OK, What Is a USCIS 'Certificate of Non-Existence'?

By David North on January 10, 2023

A few days ago, in a posting about the proposed new round of USCIS fees, we noted that a large increase in the fee had been proposed for a “Certificate of Non-Existence”, a USCIS form that I had never heard of before. (It was among a list of 144 others, so the ignorance might be excused.)

The proposal was that the fee was going to rise from nothing to $330.

Was USCIS going to charge us such a fee to certify the non-existence of Dracula — or at the other extreme, Santa Claus? Did this somehow relate to non-existent corporations?

Our speculation on the subject was dashed when we looked up the form (G-1566) on the internet and found that a fuller title, such as “Certificate of Non-Existence of Records”, would have solved most of the mystery.

It seems that under some circumstances it is useful for someone to seek such a certificate that neither USCIS, nor the predecessor agency, the old Immigration and Naturalization Service, has any records on that person. You may apply for yourself or a relative, including a dead one.
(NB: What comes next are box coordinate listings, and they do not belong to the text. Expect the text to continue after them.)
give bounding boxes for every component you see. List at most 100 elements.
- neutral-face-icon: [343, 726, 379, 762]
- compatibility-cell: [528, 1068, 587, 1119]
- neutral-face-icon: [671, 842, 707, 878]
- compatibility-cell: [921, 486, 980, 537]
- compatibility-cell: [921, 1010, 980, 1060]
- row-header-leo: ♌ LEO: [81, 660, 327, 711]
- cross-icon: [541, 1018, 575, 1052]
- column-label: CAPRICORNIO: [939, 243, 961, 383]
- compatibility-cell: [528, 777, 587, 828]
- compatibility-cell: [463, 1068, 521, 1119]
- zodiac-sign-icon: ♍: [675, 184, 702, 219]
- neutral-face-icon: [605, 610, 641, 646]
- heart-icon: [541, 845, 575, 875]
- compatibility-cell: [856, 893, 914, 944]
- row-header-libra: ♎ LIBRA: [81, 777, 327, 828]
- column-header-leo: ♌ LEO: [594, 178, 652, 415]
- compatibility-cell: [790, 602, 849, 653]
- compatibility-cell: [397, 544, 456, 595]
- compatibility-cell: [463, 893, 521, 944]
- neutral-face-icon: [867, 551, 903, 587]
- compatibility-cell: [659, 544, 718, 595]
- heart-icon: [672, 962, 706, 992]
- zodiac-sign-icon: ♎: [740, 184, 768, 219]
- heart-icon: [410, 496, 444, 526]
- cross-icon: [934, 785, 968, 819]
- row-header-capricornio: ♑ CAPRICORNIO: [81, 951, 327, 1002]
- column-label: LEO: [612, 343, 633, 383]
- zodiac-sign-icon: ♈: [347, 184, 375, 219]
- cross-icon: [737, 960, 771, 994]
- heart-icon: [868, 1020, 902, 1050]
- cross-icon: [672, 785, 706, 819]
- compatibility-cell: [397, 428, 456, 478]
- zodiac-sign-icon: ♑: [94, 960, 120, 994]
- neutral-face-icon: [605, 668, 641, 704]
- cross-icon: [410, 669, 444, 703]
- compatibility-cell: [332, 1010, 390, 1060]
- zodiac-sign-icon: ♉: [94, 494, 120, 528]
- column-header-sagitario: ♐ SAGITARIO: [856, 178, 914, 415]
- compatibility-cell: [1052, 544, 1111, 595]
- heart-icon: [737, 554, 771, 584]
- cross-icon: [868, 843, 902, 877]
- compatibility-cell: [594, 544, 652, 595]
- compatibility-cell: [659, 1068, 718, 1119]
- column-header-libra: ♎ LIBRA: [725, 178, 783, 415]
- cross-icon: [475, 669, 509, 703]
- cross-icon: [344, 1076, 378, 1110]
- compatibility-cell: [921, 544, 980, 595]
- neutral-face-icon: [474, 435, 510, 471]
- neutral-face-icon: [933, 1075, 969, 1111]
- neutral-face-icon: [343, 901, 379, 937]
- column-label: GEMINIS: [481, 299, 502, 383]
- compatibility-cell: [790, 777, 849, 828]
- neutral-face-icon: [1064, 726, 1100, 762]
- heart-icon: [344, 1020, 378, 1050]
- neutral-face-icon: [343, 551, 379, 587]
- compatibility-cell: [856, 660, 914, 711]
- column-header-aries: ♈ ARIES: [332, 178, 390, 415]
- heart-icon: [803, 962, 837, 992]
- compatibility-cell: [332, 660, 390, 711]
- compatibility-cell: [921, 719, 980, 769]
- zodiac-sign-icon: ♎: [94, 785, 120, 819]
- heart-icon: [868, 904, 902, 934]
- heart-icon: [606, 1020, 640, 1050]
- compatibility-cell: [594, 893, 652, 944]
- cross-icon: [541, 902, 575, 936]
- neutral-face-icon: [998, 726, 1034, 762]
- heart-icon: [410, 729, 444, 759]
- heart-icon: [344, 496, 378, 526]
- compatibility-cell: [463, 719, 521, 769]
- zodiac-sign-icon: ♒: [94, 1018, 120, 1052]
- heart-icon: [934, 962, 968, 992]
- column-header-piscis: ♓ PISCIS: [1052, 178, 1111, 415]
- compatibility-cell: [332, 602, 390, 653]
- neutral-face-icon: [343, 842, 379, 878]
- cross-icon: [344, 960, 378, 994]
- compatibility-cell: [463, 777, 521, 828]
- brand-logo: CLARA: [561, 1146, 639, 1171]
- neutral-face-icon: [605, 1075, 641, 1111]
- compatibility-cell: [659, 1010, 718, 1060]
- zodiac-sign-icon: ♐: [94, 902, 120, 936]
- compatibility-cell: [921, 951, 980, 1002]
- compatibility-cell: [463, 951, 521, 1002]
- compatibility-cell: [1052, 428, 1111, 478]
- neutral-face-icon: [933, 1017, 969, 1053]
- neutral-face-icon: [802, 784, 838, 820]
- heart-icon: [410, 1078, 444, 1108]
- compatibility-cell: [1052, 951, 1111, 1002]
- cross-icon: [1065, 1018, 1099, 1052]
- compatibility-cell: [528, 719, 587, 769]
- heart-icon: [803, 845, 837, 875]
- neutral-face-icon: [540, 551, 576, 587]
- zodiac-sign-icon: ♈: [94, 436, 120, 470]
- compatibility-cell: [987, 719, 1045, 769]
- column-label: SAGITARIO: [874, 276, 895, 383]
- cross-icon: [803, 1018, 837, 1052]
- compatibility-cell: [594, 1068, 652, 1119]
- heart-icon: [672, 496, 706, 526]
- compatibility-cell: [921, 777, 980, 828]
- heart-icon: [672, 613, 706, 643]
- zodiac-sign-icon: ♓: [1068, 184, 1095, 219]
Now it is a nuisance — and no minor expense — to paw through tens of millions of records, even digital ones, to prove a negative; the government should not be doing this for free, so the proposed fee of $330 is justified.

The remaining mystery is why would the lack of immigration documentation be useful to someone? If a reader, perhaps an immigration lawyer, could answer that question we will be to happy to share the solution, along with the informant’s name, with other readers.

Sometimes the government seeks to de-naturalize someone and a possible reply could be “I never was naturalized in the first place.” This would seem to be an unlikely scenario — are there others? Maybe a prosecutor might want to show that a criminal had no proof of legal status in the country in an effort to help convince a jury that they should convict the guy.